Your next best shot is to let me know how I can buy things I want at a discount. This works best for specialty retailers who don’t offer discounts frequently. I may hate your emails, but if I can occasionally get a really good deal on an item I want, I’ll stick around, probably.

Nothing else is likely to keep me on your mailing list.

Now let’s talk about unsubscribing. There are tons of blog posts about unsubscribe best practices. Here’s one from Marco Marini, the CEO of ClickMail Marketing. Here’s another one by an important sounding fellow who works in direct marketing. The most important advice in both of them is to accept that people will unsubscribe and to make the process of unsubscribing straightforward.

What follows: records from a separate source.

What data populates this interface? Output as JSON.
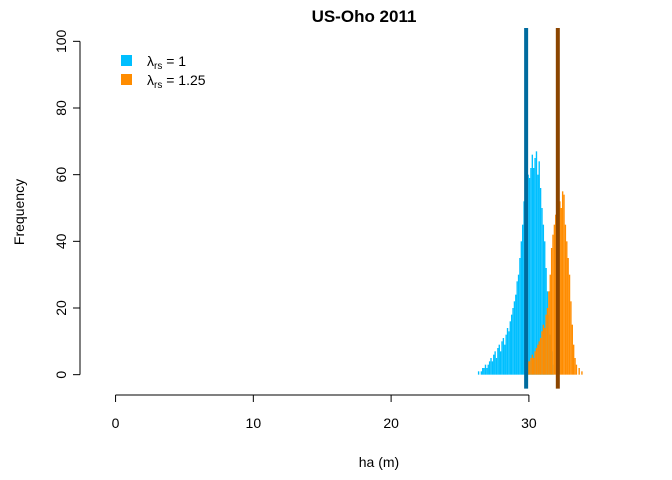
{
  "chart_data": {
    "type": "histogram",
    "title": "US-Oho 2011",
    "xlabel": "ha (m)",
    "ylabel": "Frequency",
    "xlim": [
      -2,
      34
    ],
    "ylim": [
      -4,
      104
    ],
    "x_ticks": [
      0,
      10,
      20,
      30
    ],
    "y_ticks": [
      0,
      20,
      40,
      60,
      80,
      100
    ],
    "bin_width": 0.1,
    "legend_position": "top-left",
    "legend": [
      {
        "symbol": "λ",
        "subscript": "rs",
        "suffix": " = 1",
        "color": "#00bfff"
      },
      {
        "symbol": "λ",
        "subscript": "rs",
        "suffix": " = 1.25",
        "color": "#ff8c00"
      }
    ],
    "series": [
      {
        "name": "λrs = 1",
        "color": "#00bfff",
        "bins": [
          [
            26.3,
            1
          ],
          [
            26.5,
            1
          ],
          [
            26.6,
            2
          ],
          [
            26.7,
            2
          ],
          [
            26.8,
            3
          ],
          [
            26.9,
            2
          ],
          [
            27.0,
            3
          ],
          [
            27.1,
            4
          ],
          [
            27.2,
            5
          ],
          [
            27.3,
            4
          ],
          [
            27.4,
            6
          ],
          [
            27.5,
            7
          ],
          [
            27.6,
            5
          ],
          [
            27.7,
            8
          ],
          [
            27.8,
            9
          ],
          [
            27.9,
            7
          ],
          [
            28.0,
            10
          ],
          [
            28.1,
            11
          ],
          [
            28.2,
            9
          ],
          [
            28.3,
            12
          ],
          [
            28.4,
            14
          ],
          [
            28.5,
            13
          ],
          [
            28.6,
            16
          ],
          [
            28.7,
            18
          ],
          [
            28.8,
            20
          ],
          [
            28.9,
            22
          ],
          [
            29.0,
            24
          ],
          [
            29.1,
            28
          ],
          [
            29.2,
            30
          ],
          [
            29.3,
            35
          ],
          [
            29.4,
            40
          ],
          [
            29.5,
            45
          ],
          [
            29.6,
            52
          ],
          [
            29.7,
            55
          ],
          [
            29.8,
            58
          ],
          [
            29.9,
            60
          ],
          [
            30.0,
            59
          ],
          [
            30.1,
            62
          ],
          [
            30.2,
            66
          ],
          [
            30.3,
            62
          ],
          [
            30.4,
            65
          ],
          [
            30.5,
            67
          ],
          [
            30.6,
            60
          ],
          [
            30.7,
            64
          ],
          [
            30.8,
            56
          ],
          [
            30.9,
            50
          ],
          [
            31.0,
            45
          ],
          [
            31.1,
            40
          ],
          [
            31.2,
            32
          ],
          [
            31.3,
            25
          ],
          [
            31.4,
            18
          ],
          [
            31.5,
            12
          ],
          [
            31.6,
            7
          ],
          [
            31.7,
            3
          ]
        ]
      },
      {
        "name": "λrs = 1.25",
        "color": "#ff8c00",
        "bins": [
          [
            29.8,
            3
          ],
          [
            29.9,
            4
          ],
          [
            30.0,
            4
          ],
          [
            30.1,
            5
          ],
          [
            30.2,
            6
          ],
          [
            30.3,
            5
          ],
          [
            30.4,
            7
          ],
          [
            30.5,
            8
          ],
          [
            30.6,
            9
          ],
          [
            30.7,
            10
          ],
          [
            30.8,
            11
          ],
          [
            30.9,
            13
          ],
          [
            31.0,
            15
          ],
          [
            31.1,
            14
          ],
          [
            31.2,
            18
          ],
          [
            31.3,
            20
          ],
          [
            31.4,
            25
          ],
          [
            31.5,
            30
          ],
          [
            31.6,
            38
          ],
          [
            31.7,
            42
          ],
          [
            31.8,
            45
          ],
          [
            31.9,
            48
          ],
          [
            32.0,
            49
          ],
          [
            32.1,
            50
          ],
          [
            32.2,
            52
          ],
          [
            32.3,
            50
          ],
          [
            32.4,
            55
          ],
          [
            32.5,
            54
          ],
          [
            32.6,
            45
          ],
          [
            32.7,
            40
          ],
          [
            32.8,
            35
          ],
          [
            32.9,
            30
          ],
          [
            33.0,
            22
          ],
          [
            33.1,
            15
          ],
          [
            33.2,
            9
          ],
          [
            33.3,
            5
          ],
          [
            33.4,
            3
          ],
          [
            33.6,
            2
          ],
          [
            33.8,
            1
          ]
        ]
      }
    ],
    "vlines": [
      {
        "x": 29.8,
        "color": "#006b9e"
      },
      {
        "x": 32.1,
        "color": "#8b4500"
      }
    ]
  }
}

I’m glad to see people in the industry strongly encouraging email marketers to make unsubscribing easy. Many email marketers have not taken this advice. One charitable organization required me to submit my zip code in order to unsubscribe. Many others require you to reenter your email address, or specify which emails you don’t want any more. Some use dark patterns to trick you into staying on their lists at the last minute. Other emails don’t even include an unsubscribe link, which is illegal these days, I think.

That said, the industry recommendations are still too mild. Here’s how it should actually work:

  1. There should be a clearly labeled unsubscribe link in every email.
  2. When you click on the link, you should be removed from the mailing list in question immediately without taking any further action.
  3. That’s it.

As an email marketer, it behooves you to include a form on the confirmation page that suggests to the user that they stick around, while making it clear that if they do nothing else, they won’t get any more email. You can ask them why they unsubscribed if you think that’s useful, but I would recommend using analytics to measure the effectiveness of your emails rather than asking people. The point is, this may be your last chance to reengage this user, make it count and don’t try to trick them.

If your company has multiple mailing lists, you do have some thinking to do about UI, because you have to figure out whether your unsubscribe link should remove the user from all email lists, or just the list associated with the email. You should probably err on the side of removing them from everything, because unsubscribing from a list and getting email from that sender later is frustrating and raises the likelihood that your email will be reported as spam.

Aside from the fact that as a marketer, frustrating your customers is a bad idea, getting your emails reported as spam can prevent your email from getting delivered at all. Making it painless to unsubscribe is ultimately a way to improve your email delivery rates, which enables you to make sure your email gets to people who actually want it.

Chances are, more engineers than marketers read my blog. The message to you is that your employer is probably producing marketing emails, and you should do a bit of research and make sure that it doesn’t suck at email. The job you save may ultimately be your own.

2 Comments

  1. Also, I constantly get emails that are just empty. I guess if I used the e-mail client they wanted me to use I’d see something. And do marketers think I enjoy carefully highlighting a five-line-long URL that starts with some extra character right before the http: and ends with a matching extraneous character in order to paste it into a browser? If you have something to say, say it. In text. In the e-mail. If you want to include a URL, don’t put it inside brackets or quotation marks and ideally make it something closer to 50 characters than to 500 in length. A message that seems to consist entierly of markup with text so thouroughly marked-up as to be unreadable without firing up a browser and tricky hand-eye-coordination-test URLs is just not making a positive impression.

  2. Reentering your address or something to confirm an unsubscribe is actually a good thing. Otherwise, forwarding the message to a friend (which you presumably want me to do) means they can misclick and remove me from the list.